2. Bagi penduduk desa atau pedalaman yang jauh dari masjid (ahlul-qurā dan al-bawādī):
Jika mereka datang ke kota untuk salat ‘Id dan pulang ke desanya sebelum waktu zawal (tergelincir matahari), maka tidak wajib bagi mereka melaksanakan salat Jumat, karena ada keringanan dari sebagian ulama Syafi‘iyyah.
Namun, di zaman sekarang masjid telah tersebar luas bahkan di daerah pedesaan, dan sarana transportasi juga sangat memudahkan mobilitas. Oleh karena itu, kewajiban salat Jumat tetap berlaku meskipun Hari Raya bertepatan dengan hari Jumat.
REFERENSI
فِيمَا إِذَا وَافَقَ يَوْمُ الْعِيدِ يَوْمَ الْجُمُعَةِ فَفِي الْجُمُعَةِ أَرْبَعَةُ مَذَاهِبَ فَمَذْهَبُنَا أَنَّهُ إِذَا حَضَرَ أَهْلُ الْقُرَى وَالْبَوَادِي الْعِيدَ وَخَرَجُوا مِنَ الْبِلَادِ قَبْلَ الزَّوَالِ لَمْ تَلْزَمْهُمُ الْجُمُعَةُ، وَأَمَّا أَهْلُ الْبَلَدِ فَتَلْزَمُهُم، وَلِمَنْ حَضَرُوا الْعِيدَ الَّذِي وَافَقَهُ يَوْمُهُ يَوْمُ الْعِيدِ الْإِنْصِرَافُ بَعْدَهُ قَبْلَ دُخُولِ وَقْتِهَا وَعَدَمُ الْعَوْدِ لَهَا وَإِنْ سَمِعُوا تَخْفِيفًا عَلَيْهِمْ.
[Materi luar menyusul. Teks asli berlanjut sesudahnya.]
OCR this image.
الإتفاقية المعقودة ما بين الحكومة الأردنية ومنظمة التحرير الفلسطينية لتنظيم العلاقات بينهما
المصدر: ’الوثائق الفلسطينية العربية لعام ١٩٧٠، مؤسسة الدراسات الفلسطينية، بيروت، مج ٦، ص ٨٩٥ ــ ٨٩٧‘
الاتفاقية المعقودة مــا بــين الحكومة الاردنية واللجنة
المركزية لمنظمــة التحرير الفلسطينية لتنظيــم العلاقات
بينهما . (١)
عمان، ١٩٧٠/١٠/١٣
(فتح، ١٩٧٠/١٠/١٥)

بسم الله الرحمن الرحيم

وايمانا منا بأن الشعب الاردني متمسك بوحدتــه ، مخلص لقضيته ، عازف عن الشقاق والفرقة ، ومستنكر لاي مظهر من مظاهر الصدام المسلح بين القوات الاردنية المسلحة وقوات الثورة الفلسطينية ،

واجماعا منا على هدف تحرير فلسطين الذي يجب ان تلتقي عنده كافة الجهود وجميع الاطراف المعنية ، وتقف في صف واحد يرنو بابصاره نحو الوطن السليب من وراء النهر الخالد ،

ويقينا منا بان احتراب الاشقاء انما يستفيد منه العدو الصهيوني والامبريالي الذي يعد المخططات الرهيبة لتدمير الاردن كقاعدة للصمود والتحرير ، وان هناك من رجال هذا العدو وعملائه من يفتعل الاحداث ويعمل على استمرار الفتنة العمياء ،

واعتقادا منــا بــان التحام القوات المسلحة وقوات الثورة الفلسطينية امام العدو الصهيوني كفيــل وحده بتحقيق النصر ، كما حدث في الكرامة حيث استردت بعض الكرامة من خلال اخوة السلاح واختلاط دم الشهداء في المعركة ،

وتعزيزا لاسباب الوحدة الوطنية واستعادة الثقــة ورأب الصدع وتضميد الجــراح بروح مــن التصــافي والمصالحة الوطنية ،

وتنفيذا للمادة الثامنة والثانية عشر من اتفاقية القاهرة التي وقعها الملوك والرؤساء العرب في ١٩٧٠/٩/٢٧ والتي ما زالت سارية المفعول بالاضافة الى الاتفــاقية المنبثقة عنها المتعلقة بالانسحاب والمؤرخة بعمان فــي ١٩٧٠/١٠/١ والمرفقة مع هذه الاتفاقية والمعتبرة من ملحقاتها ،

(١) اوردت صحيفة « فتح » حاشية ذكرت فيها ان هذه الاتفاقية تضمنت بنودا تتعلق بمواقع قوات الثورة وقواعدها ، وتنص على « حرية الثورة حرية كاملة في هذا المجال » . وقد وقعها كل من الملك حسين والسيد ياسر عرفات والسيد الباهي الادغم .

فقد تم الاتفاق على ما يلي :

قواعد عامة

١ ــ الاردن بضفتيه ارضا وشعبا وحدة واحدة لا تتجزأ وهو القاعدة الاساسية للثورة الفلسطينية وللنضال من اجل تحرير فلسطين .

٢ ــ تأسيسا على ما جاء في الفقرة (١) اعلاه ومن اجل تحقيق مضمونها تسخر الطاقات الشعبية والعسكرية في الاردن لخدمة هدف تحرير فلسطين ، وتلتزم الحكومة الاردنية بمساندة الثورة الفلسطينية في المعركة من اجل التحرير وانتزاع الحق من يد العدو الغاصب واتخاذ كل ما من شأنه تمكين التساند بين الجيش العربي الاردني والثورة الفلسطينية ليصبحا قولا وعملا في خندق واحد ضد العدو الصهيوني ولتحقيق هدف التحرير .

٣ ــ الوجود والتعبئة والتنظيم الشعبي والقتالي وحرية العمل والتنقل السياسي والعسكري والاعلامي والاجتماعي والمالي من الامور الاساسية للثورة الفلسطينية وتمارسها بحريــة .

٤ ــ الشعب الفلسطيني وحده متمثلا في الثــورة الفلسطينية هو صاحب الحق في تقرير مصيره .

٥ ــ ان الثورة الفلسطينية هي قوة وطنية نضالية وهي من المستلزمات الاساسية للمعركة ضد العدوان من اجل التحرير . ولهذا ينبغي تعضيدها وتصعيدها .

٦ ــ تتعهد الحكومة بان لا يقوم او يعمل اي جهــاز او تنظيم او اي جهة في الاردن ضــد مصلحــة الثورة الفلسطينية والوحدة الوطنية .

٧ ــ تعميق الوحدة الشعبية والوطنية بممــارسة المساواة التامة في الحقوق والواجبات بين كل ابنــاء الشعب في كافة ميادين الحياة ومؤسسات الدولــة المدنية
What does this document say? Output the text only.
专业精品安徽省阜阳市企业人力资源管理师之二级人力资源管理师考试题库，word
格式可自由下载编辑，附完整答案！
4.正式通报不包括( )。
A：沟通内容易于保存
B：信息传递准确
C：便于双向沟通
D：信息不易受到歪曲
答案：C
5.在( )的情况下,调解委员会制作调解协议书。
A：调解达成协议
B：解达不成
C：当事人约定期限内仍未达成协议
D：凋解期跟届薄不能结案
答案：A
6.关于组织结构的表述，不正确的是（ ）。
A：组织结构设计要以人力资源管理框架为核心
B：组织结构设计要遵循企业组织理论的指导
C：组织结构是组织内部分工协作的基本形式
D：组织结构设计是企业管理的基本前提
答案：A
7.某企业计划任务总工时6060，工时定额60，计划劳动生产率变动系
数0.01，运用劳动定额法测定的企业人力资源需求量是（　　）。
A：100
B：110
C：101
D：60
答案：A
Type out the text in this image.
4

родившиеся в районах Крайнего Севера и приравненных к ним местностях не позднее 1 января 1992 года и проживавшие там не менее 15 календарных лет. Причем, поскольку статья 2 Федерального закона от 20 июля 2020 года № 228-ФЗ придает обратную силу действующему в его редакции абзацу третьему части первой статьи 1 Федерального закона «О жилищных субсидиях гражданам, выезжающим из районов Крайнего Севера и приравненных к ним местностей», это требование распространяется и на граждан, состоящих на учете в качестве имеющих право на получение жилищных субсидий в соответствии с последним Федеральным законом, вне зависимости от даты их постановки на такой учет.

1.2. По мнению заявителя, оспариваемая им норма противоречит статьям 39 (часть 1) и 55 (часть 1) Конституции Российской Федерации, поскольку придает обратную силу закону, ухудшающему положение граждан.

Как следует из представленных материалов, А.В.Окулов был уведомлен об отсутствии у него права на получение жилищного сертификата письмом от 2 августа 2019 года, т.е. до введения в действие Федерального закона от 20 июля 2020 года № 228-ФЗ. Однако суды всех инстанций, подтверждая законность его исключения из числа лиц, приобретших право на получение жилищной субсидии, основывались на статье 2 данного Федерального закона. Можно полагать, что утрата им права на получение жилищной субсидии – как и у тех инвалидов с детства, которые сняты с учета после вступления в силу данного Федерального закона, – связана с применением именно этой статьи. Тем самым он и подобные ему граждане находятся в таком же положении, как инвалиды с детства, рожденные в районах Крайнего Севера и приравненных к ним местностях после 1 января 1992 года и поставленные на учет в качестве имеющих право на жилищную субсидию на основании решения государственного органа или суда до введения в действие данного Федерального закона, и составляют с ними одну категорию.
(تُحْفَةُ الْمُحْتَاجِ، ٢/٤١٥)
Terjemah:
Apabila hari raya (‘Id) bertepatan dengan hari Jumat, maka dalam permasalahan Jumat ada empat pendapat. Menurut madzhab kami (Syafi‘i), jika penduduk desa dan dusun menghadiri shalat ‘Id lalu mereka keluar dari kota sebelum zawal (tergelincirnya matahari), maka mereka tidak diwajibkan shalat Jumat. Adapun penduduk kota tetap diwajibkan Jumat. Orang-orang yang telah menghadiri shalat ‘Id pada hari itu (yang bertepatan dengan Jumat), mereka diperbolehkan meninggalkan (shalat Jumat) setelahnya sebelum masuk waktunya (shalat Jumat), dan tidak kembali lagi ke sana, meskipun mereka mendengar adanya keringanan (dari Nabi atau ulama) bagi mereka.
(Sumber: Tuhfatul Muhtaj, 2/415)
إِذَا وَافَقَ يَوْمُ الْعِيدِ يَوْمَ الْجُمُعَةِ وَحَضَرَ أَهْلُ الْقُرَى الَّذِينَ يُبْلِغُهُمُ النِّدَاءُ لِصَلَاةِ الْعِيدِ وَعَلِمُوا لَوْ انْصَرَفُوا لَفَاتَتْهُمُ الْجُمُعَةُ، فَلَهُم أَنْ يَنْصَرِفُوا وَيَتْرُكُوا الْجُمُعَةَ فِي هَذَا الْيَوْمِ عَلَى الصَّحِيحِ.
(رَوْضَةُ الطَّالِبِينَ، ١/٥٨٦)
Terjemah:
Apabila hari raya bertepatan dengan hari Jumat, dan penduduk desa yang sampai kepada mereka seruan (adzan) untuk shalat ‘Id, serta mereka mengetahui bahwa jika mereka pulang maka mereka akan luput dari shalat Jumat, maka mereka diperbolehkan untuk pulang dan meninggalkan shalat Jumat pada hari itu, menurut pendapat yang shahih.